Persönlich, ich darf das sagen, wäre mir auch daran gelegen gewesen, das Verhältnis noch etwas zu verbessern. Aber ich finde, wir können mit dem Mehrheitsantrag leben, vor allem wenn wir ihn als pragmatische Sofortlösung betrachten.

Für mich ist längerfristig insbesondere die Frage zu diskutieren, wie es mit den Rentnereinkommen steht. Die Rentnereinkommen kann man nämlich durchaus als Ersatzeinkommen betrachten und generell sagen: Rentnereinkommen werden wie Erwerbseinkommen behandelt. Dann findet dort auch der Zweiverdienerabzug statt. Diese Frage wurde diskutiert, wir haben den Vorschlag dann verworfen, wieder aus Kostengründen. Im Prinzip, wenn man eine solche Lösung treffen würde, also bei den Rentnern noch weiter ginge, als wir jetzt gehen - wir gehen ja den Rentnern ein Stück weit entgegen -, würde das zusätzlich einen Ausfall von über 100 Millionen Franken bewirken, und das konnten wir unter den gegebenen finanziellen Verhältnissen leider nicht verantworten.

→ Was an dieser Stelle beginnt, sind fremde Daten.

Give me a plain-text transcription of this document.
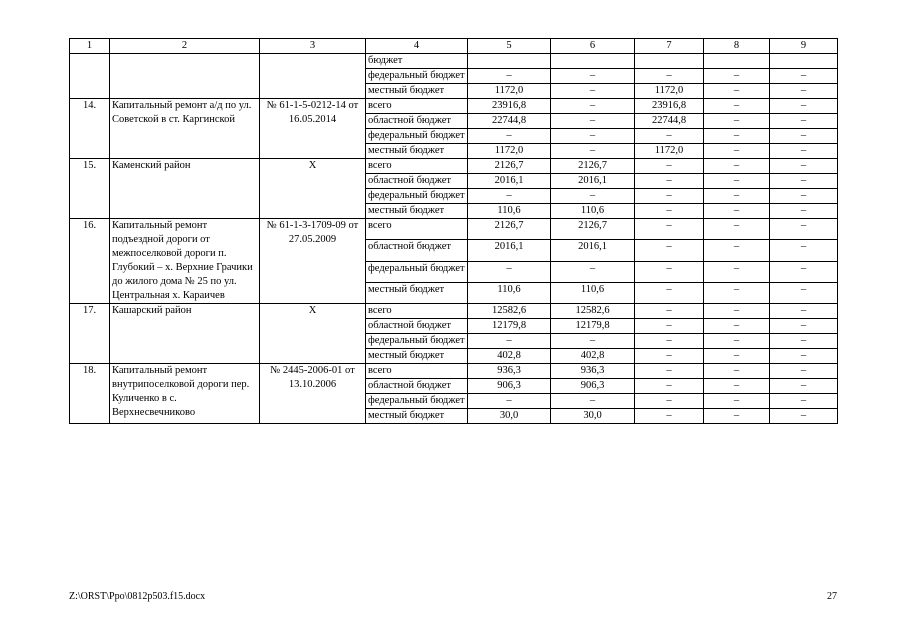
1	2	3	4	5	6	7	8	9
			бюджет					
			федеральный бюджет	–	–	–	–	–
			местный бюджет	1172,0	–	1172,0	–	–
14.	Капитальный ремонт а/д по ул. Советской в ст. Каргинской	№ 61-1-5-0212-14 от 16.05.2014	всего	23916,8	–	23916,8	–	–
			областной бюджет	22744,8	–	22744,8	–	–
			федеральный бюджет	–	–	–	–	–
			местный бюджет	1172,0	–	1172,0	–	–
15.	Каменский район	Х	всего	2126,7	2126,7	–	–	–
			областной бюджет	2016,1	2016,1	–	–	–
			федеральный бюджет	–	–	–	–	–
			местный бюджет	110,6	110,6	–	–	–
16.	Капитальный ремонт подъездной дороги от межпоселковой дороги п. Глубокий – х. Верхние Грачики до жилого дома № 25 по ул. Центральная х. Караичев	№ 61-1-3-1709-09 от 27.05.2009	всего	2126,7	2126,7	–	–	–
			областной бюджет	2016,1	2016,1	–	–	–
			федеральный бюджет	–	–	–	–	–
			местный бюджет	110,6	110,6	–	–	–
17.	Кашарский район	Х	всего	12582,6	12582,6	–	–	–
			областной бюджет	12179,8	12179,8	–	–	–
			федеральный бюджет	–	–	–	–	–
			местный бюджет	402,8	402,8	–	–	–
18.	Капитальный ремонт внутрипоселковой дороги пер. Куличенко в с. Верхнесвечниково	№ 2445-2006-01 от 13.10.2006	всего	936,3	936,3	–	–	–
			областной бюджет	906,3	906,3	–	–	–
			федеральный бюджет	–	–	–	–	–
			местный бюджет	30,0	30,0	–	–	–
Z:\ORST\Ppo\0812p503.f15.docx	27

Diese Vorlage gibt nicht Antwort auf alle Probleme, die der Bundesgerichtsentscheid und die Verfassung uns zu lösen vorgeben. Aber sie ist pragmatisch und nützlich: Die 650 Millionen Franken haben einen realen Entlastungseffekt für viele Ehepaare. Vor allem Ehepaare mit tieferen Einkommen kommen jetzt vollständig aus diesem Problem heraus. Wir rücken damit dem verfassungsmässigen Ziel einer gleichmässigen Besteuerung nach der wirtschaftlichen Leistungsfähigkeit ein Stück näher, auch wenn wir es noch nicht ganz erreichen.

Darum möchte ich Sie namens der Kommission einladen, auf die Vorlage einzutreten und den Anträgen von Bundesrat und Kommission zuzustimmen.